Dual-Polarized Massive MIMO Based on Precoding for Vehicle-To-Ground Communication in Urban Rail Transit
A novel precoding algorithm overcomes interference for faster subway communication.
Researchers from Beijing Jiaotong University have published a paper on arXiv proposing a new dual-polarized massive MIMO system designed to dramatically improve vehicle-to-ground (V2G) communication in urban rail transit (URT) tunnels. The system, which is currently under review for IEEE TVT, addresses a critical bottleneck: existing URT communication networks struggle to handle the massive data exchange required for intelligent, diversified services like real-time video surveillance, passenger information systems, and autonomous train control.
The proposed solution is a distributed dual-polarized MIMO architecture that leverages a spatial 3D non-stationary geometry-based stochastic model (GBSM) to accurately capture the unique propagation environment of URT tunnels, including cross-polarization effects. Key innovations include a polarized-aware sparse channel estimation (PASCE) method for efficient channel estimation and a polarized-aware dynamic interference cancellation (PADIC) algorithm to eliminate interference between different polarization modes and multiple users. Closed-form expressions for MMSE and MR precoding schemes were also derived.

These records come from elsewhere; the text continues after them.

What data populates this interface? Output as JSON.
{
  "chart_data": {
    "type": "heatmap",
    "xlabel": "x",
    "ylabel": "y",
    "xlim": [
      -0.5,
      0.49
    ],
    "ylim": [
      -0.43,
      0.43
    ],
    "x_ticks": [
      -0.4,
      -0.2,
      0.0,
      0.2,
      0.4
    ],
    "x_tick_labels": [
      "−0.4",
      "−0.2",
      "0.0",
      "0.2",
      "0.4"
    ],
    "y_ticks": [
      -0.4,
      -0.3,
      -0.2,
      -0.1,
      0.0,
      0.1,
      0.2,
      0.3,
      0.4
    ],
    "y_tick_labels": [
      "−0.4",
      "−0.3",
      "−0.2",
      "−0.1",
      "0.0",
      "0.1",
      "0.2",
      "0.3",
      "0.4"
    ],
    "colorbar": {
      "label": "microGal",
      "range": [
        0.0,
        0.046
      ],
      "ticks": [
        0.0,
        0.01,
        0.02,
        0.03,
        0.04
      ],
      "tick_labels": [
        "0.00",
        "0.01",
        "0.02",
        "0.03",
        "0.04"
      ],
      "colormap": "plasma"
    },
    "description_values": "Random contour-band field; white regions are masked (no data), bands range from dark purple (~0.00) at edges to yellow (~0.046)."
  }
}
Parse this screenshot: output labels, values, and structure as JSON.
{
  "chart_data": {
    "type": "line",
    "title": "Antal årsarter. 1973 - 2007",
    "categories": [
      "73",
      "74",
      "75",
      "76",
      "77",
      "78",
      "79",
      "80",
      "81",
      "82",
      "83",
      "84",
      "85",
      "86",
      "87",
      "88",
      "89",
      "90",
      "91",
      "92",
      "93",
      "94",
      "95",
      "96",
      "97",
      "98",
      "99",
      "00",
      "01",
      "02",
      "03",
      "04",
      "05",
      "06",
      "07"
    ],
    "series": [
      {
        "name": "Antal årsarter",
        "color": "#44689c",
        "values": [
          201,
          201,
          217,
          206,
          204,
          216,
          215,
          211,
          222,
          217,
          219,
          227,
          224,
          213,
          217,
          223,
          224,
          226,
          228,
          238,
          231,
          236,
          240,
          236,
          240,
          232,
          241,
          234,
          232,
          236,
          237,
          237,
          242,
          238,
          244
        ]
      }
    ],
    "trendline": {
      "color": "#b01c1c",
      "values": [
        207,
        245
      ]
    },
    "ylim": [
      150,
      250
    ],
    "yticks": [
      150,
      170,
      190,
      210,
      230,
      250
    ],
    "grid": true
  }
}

Simulation results demonstrate that the dual-polarized precoding algorithm can withstand high cross-polarization correlation (XPC) and significantly improve V2G communication efficiency.
- Proposes a distributed dual-polarized massive MIMO architecture specifically for URT tunnel scenarios.
- Introduces PASCE for channel estimation and PADIC for interference cancellation between polarizations and users.
- Simulations show the system can handle high cross-polarization correlation and achieve higher data rates than existing systems.
Why It Matters
This could enable reliable high-speed connectivity for smart subway services, from autonomous operations to real-time passenger data.